What comes to the idea of tasksel being intended for CLI use only or to be used with aptitude instead of apt-get, then why is it included in Synaptic? Just go to Edit->Mark Packages by Task and you get the same feature... Besides, it even lists plenty of desktop-related tasks, like all the Ubuntu Studio's tasks. :)

bilalakhtar
October 2nd, 2010, 08:45 AM
Probably you removed the ubuntu-desktop task?

Tasksel has always been helpful for me, and if you wanted to install dns-server this was a better way:

sudo tasksel install dns-server .

oregonbob
October 2nd, 2010, 09:46 PM
This morning I did a clean fresh install of 10.04 desktop, updated it and reboot a couple of times. I then ran "sudo tasksel" with no command line options. Then I selected a few packages being very careful. It installed 4 packages without flaw. Therefore my guess is that a certain set of circumstances trigger the erroneous removal of unrelated packages. I still don't believe it is user error--too many bug reports.

The system I had it trash was a Mint 8 ubuntu Karmic, so Mint 8 variant may have been an issue. But my best guess is that I selected/deselected unrelated packages and that caused the damage. This same bug has been reported and confirmed.

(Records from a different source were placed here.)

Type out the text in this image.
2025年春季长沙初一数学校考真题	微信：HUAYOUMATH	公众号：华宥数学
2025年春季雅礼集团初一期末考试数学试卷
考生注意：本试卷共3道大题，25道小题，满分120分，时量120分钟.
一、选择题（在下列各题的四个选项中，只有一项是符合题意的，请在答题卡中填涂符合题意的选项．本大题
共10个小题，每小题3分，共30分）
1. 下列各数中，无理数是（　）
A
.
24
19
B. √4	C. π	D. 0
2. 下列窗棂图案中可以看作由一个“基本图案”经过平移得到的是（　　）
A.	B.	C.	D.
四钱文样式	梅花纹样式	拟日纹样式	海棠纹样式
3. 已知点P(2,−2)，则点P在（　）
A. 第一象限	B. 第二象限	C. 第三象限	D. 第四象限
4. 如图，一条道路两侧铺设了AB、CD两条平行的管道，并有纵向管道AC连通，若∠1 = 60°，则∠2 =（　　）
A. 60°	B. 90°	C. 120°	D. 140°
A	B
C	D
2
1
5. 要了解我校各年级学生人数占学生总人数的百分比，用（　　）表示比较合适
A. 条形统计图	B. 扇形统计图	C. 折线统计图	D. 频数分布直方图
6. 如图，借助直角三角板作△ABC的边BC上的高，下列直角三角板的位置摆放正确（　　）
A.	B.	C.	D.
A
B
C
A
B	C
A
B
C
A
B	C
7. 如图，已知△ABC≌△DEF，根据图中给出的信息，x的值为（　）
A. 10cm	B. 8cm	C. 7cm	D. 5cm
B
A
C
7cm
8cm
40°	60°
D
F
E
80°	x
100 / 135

I'll still use tasksel. It is too important and time saving. I'll just be much more careful when I do. I would never do it on a client's computer or mission critical without thorough warning and attention. Design changes are needed. NO program should be given an INSTALL instruction and then have it REMOVE unrelated packages as a result.

lykwydchykyn
October 4th, 2010, 03:13 AM
I'm not sure where you get those ideas but both debian and ubuntu have apt-get and aptitude and they both rely on dpkg to track package installation and configuration.

The difference is in the tracking of *how* a package was installed: either as an automatic dependency or as a manually specified installation. This may have been recently fixed, but in the past I've seen many people run into problems going back and forth between the two because of this.